Last weekend we rode our 2013 Flèche Northwest. The Flèche is a wonderful event that combines much of what I love about randonneuring. You select your own route, you ride as a team, and you finish together.

Traditionally, the Flèche has had the goal to ride the maximum distance possible, but we’ve modified that goal to “the maximum distance possible on an interesting, challenging course.” So we mapped a course around the Olympic Peninsula that covers backroads almost exclusively, and which incidentally included a lot of climbing.

team

We met at 4 p.m. in downtown Seattle for a pre-ride meal. From left to right: Steve F., Hahn, Steve T., Ryan.

before_start

Our bikes have been honed through many years of long-distance riding. Three sported 650B wheels, and all had fenders and handlebar bags. Four were steel, one titanium. Having similar equipment is useful when riding in a group.

control_1

After taking the ferry to Bainbridge Island, we started our ride. We deliberately took it easy to avoid getting tired during these early kilometers, when we were excited to be on the road. Our first control was Port Gamble with its quaint store and museum.

intersection

From there, it was backroads for the next 90 km. Since the main road is shorter (and less hilly), we needed a few controls at intersections to show that we took the longer route and did the distance. Most of all, we enjoyed the ride toward the setting sun (photo at the top).

last_outpost

When we reached Port Angeles at 10:30, it was pitch dark . This brightly lit convenience store would be the last resupply until breakfast. It was the last outpost of a questionable civilization as we headed northwest, first toward the Strait of Juan de Fuca, then southwest to the Pacific coast. We took a slightly longer break here: 12 minutes exactly.

night_paceline

From then on, it was just us in the moonless night. Our Edelux headlights projected a narrow beam into the pitch-dark night. Above us were the stars – so many more than we ever see in the city.

There was little traffic – about a car every 30 minutes. Almost all of them gave us an encouraging little beep with their horns as they passed. It was nice to feel welcome out here, so far from home. Then traffic subsided, and for five hours, we did not see a single car. Our moderate pace during the early hours paid off, and nobody felt sleepy or had trouble keeping up.

After a quick stop in Forks – the only place with a 24-hour convenience store on this 200 km stretch – we saw the silver sliver of the moon rise above the Olympic rainforest. It was a magic sight toward the end of the long, dark night.

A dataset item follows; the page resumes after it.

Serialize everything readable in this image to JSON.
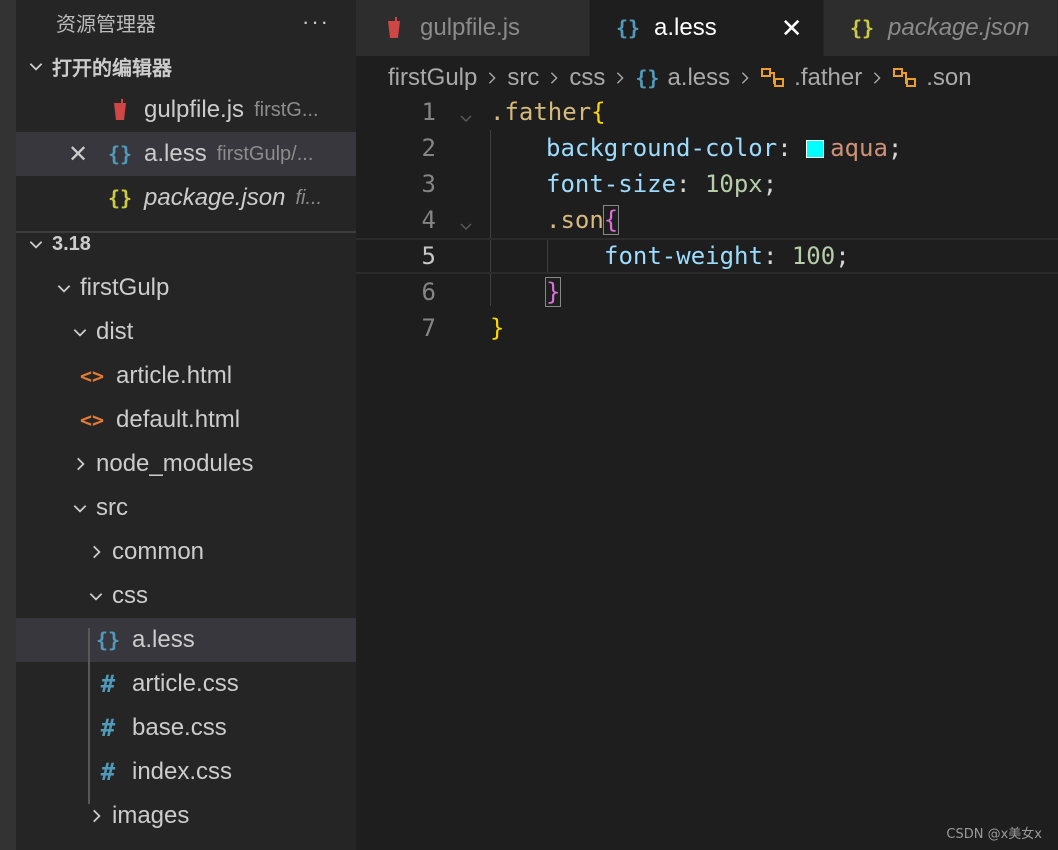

We reached the Pacific Ocean at dawn. We pulled into a parking lot on the cliff, climbed on a picnic table and looked over the waves. It’s always an incredible feeling to have ridden to the far end of the continent in just a single night.

lake_quinault

At 7:28, we reached Lake Quinault and its wonderful National Park lodge. The restaurant opened at 7:30, so we were the first guests. Perfect timing! Forty-five minutes and a sumptuous breakfast later, we started the new day refreshed and in good spirits.

hoquiam

We took another lovely backroad into Hoquiam, and for the next hour, we speculated whether we’d get the forecast tailwind on our ride along Willapa Bay.

willapa_bay

Willapa Bay was gorgeous as always, but the forecast turned out to be 180° incorrect. We battled stiff headwinds with nowhere to hide. Our pacelining skills came in handy here.

gravel_road

After a brief stop in Raymond, we headed into the Willapa Hills. The course included two gravel sections. Two years ago, we had been held up by a car rally that used these roads for a “special stage”. This year, we had made sure the rally was not on the same weekend, and all was calm.

pinch_flat

New gravel the size of railroad ballast had been spread in places. Where the cars had compacted two tracks, it was fine, but in other places, we had to ride through the deep gravel. We found that even a 42 mm tire can pinch-flat.

gravel_pass_1

Twenty-two hours into the ride, we stopped and signed each others’ route sheets at the mandatory “22-hour control”. We had ridden 512 km so far, and now just had to ride 25 km in the next two hours. However, on this gravel pass, our progress was slow. After 45 minutes, we had gone just 8 km. If we continued at this pace, we might not make it!

a_little_help

This is where the team came together. Helping hands were extended to those who needed them at various times.

24_smile

Finally, 24 hours elapsed in the middle of the last gravel descent. We checked the distance – 540.2 km. We had made it! In fact, we just had bettered the previous longest ride in the Flèche Northwest by about 6 km. Time for smiles…

24_enthusiasm

… and celebration. Another shared adventure has strengthened the bonds of our friendship.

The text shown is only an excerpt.